4. En second lieu, aux termes de l’article R. 441-11 du code de l’action sociale et des familles : « Lorsque le président du conseil départemental envisage dans les conditions prévues à l'article L. 441-2 de retirer un agrément ou d'y apporter une restriction, il saisit pour avis la commission consultative de retrait en lui indiquant le contenu de l'injonction préalable et les motifs de la décision envisagée. Lorsque le président du conseil départemental envisage de ne pas renouveler un agrément, il saisit pour avis la commission consultative de retrait en lui indiquant les motifs de la décision envisagée.
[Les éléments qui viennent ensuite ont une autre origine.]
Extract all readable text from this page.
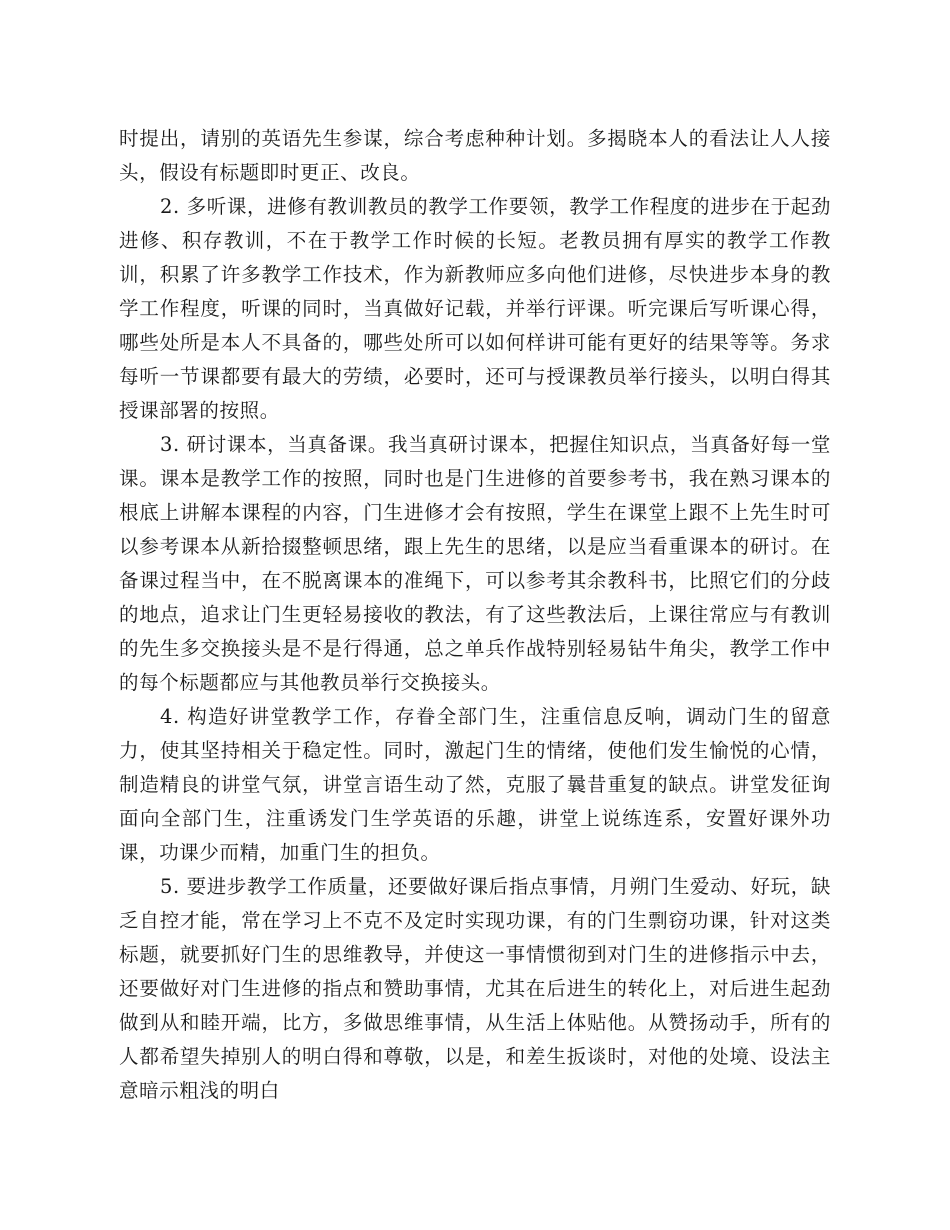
时提出，请别的英语先生参谋，综合考虑种种计划。多揭晓本人的看法让人人接头，假设有标题即时更正、改良。

2. 多听课，进修有教训教员的教学工作要领，教学工作程度的进步在于起劲进修、积存教训，不在于教学工作时候的长短。老教员拥有厚实的教学工作教训，积累了许多教学工作技术，作为新教师应多向他们进修，尽快进步本身的教学工作程度，听课的同时，当真做好记载，并举行评课。听完课后写听课心得，哪些处所是本人不具备的，哪些处所可以如何样讲可能有更好的结果等等。务求每听一节课都要有最大的劳绩，必要时，还可与授课教员举行接头，以明白得其授课部署的按照。

3. 研讨课本，当真备课。我当真研讨课本，把握住知识点，当真备好每一堂课。课本是教学工作的按照，同时也是门生进修的首要参考书，我在熟习课本的根底上讲解本课程的内容，门生进修才会有按照，学生在课堂上跟不上先生时可以参考课本从新拾掇整顿思绪，跟上先生的思绪，以是应当看重课本的研讨。在备课过程当中，在不脱离课本的准绳下，可以参考其余教科书，比照它们的分歧的地点，追求让门生更轻易接收的教法，有了这些教法后，上课往常应与有教训的先生多交换接头是不是行得通，总之单兵作战特别轻易钻牛角尖，教学工作中的每个标题都应与其他教员举行交换接头。

4. 构造好讲堂教学工作，存眷全部门生，注重信息反响，调动门生的留意力，使其坚持相关于稳定性。同时，激起门生的情绪，使他们发生愉悦的心情，制造精良的讲堂气氛，讲堂言语生动了然，克服了曩昔重复的缺点。讲堂发征询面向全部门生，注重诱发门生学英语的乐趣，讲堂上说练连系，安置好课外功课，功课少而精，加重门生的担负。

5. 要进步教学工作质量，还要做好课后指点事情，月朔门生爱动、好玩，缺乏自控才能，常在学习上不克不及定时实现功课，有的门生剽窃功课，针对这类标题，就要抓好门生的思维教导，并使这一事情惯彻到对门生的进修指示中去，还要做好对门生进修的指点和赞助事情，尤其在后进生的转化上，对后进生起劲做到从和睦开端，比方，多做思维事情，从生活上体贴他。从赞扬动手，所有的人都希望失掉别人的明白得和尊敬，以是，和差生扳谈时，对他的处境、设法主意暗示粗浅的明白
L'accueillant familial concerné est informé un mois au moins avant la date de la réunion de la commission, par lettre recommandée avec demande d'avis de réception, des motifs de la décision envisagée à son encontre. Il est invité à présenter à la commission ses observations par écrit ou à en faire part lors de la réunion de la commission. Il peut se faire assister par deux personnes de son choix. La commission délibère hors de la présence de l'intéressé et des personnes qui l'assistent. »
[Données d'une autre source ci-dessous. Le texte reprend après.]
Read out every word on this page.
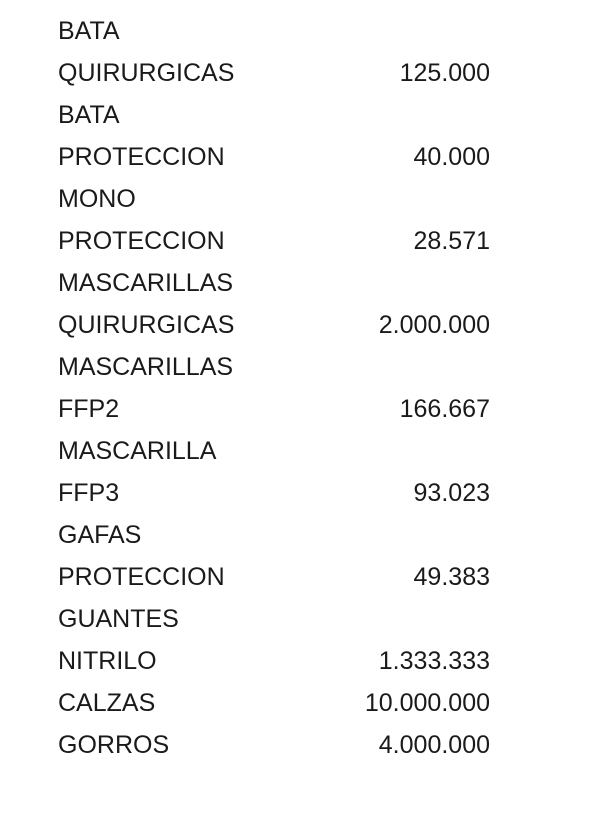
BATA
QUIRURGICAS	125.000
BATA
PROTECCION	40.000
MONO
PROTECCION	28.571
MASCARILLAS
QUIRURGICAS	2.000.000
MASCARILLAS
FFP2	166.667
MASCARILLA
FFP3	93.023
GAFAS
PROTECCION	49.383
GUANTES
NITRILO	1.333.333
CALZAS	10.000.000
GORROS	4.000.000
5. Il ne ressort pas des pièces du dossier, et notamment du courrier du 21 janvier 2025 de convocation à la réunion de la commission consultative de retrait du 17 mars 2025, qui se borne à indiquer à Mme B... que le département de la Seine-Maritime « souhaite examiner précisément (sa) situation en rapport avec les différents dysfonctionnements constatés dans la prise en charge de la personne » accueillie, que l’intéressée ait été informée, un mois au moins avant la date de la réunion de la commission, par lettre recommandée avec demande d'avis de réception, des motifs de la décision de retrait d’agrément envisagée à son encontre. En outre, le département ne peut utilement faire valoir que ces motifs ont été précisés dans le courrier de mise en demeure adressé à la requérante le 22 octobre 2024 en application de l’article L. 441-2 du code de l’action sociale et des familles. Par suite, le moyen tiré de la méconnaissance des dispositions précitées de l’article R. 441-11 du code de l’action sociale et des familles doit également être accueilli.

6. Il résulte de ce qui précède, sans qu’il soit besoin de se prononcer sur les autres moyens de la requête, que la décision du 25 mars 2025 par laquelle le président du conseil départemental de la Seine-Maritime a retiré l’agrément d’accueillante familiale de Mme B... pour l’accueil de trois personnes âgées ou en situation de handicap de façon permanente à temps complet doit être annulée.


Sur les conclusions aux fins d’injonction sous astreinte :

7. Compte-tenu des motifs d’annulation retenus, et dès lors qu’aucun autre moyen n’est susceptible d’être accueilli, le présent jugement implique seulement que le département de la Seine-Maritime réexamine la situation de Mme B.... Il y a lieu de lui enjoindre d’y procéder dans le délai de quatre mois à compter de la notification du jugement.


Sur les frais liés au litige :

8. Dans les circonstances de l’espèce, il y a lieu de mettre à la charge du département de la Seine-Maritime le versement à Mme B... d’une somme de 1 500 euros en application de l’article L. 761-1 du code de justice administrative.




D E C I D E :




Article 1er : La décision du 25 mars 2025 du président du conseil départemental de la Seine-Maritime est annulée.



Article 2 : Il est enjoint au département de la Seine-Maritime de réexaminer la situation de Mme B... dans le délai de quatre mois à compter de la notification du jugement.



Article 3 : Le département de la Seine-Maritime versera à Mme B... une somme de 1 500 euros en application de l’article L. 761-1 du code de justice administrative.









Article 4 : Le présent jugement sera notifié à Mme A... B... et au département de la Seine-Maritime.


Délibéré après l'audience du 19 septembre 2025, à laquelle siégeaient :
- Mme Van Muylder, présidente,
- M. Armand, premier conseiller,
- M. Cotraud, premier conseiller.

Rendu public par mise à disposition au greffe le 3 octobre 2025.

Le rapporteur,

G. ARMAND

La présidente,

C. VAN MUYLDER

Le greffier,






J.-B. MIALON

La République mande et ordonne au préfet de la Seine-Maritime en ce qui le concerne, ou à tous commissaires de justice à ce requis en ce qui concerne les voies de droit commun contre les parties privées, de pourvoir à l’exécution de la présente décision.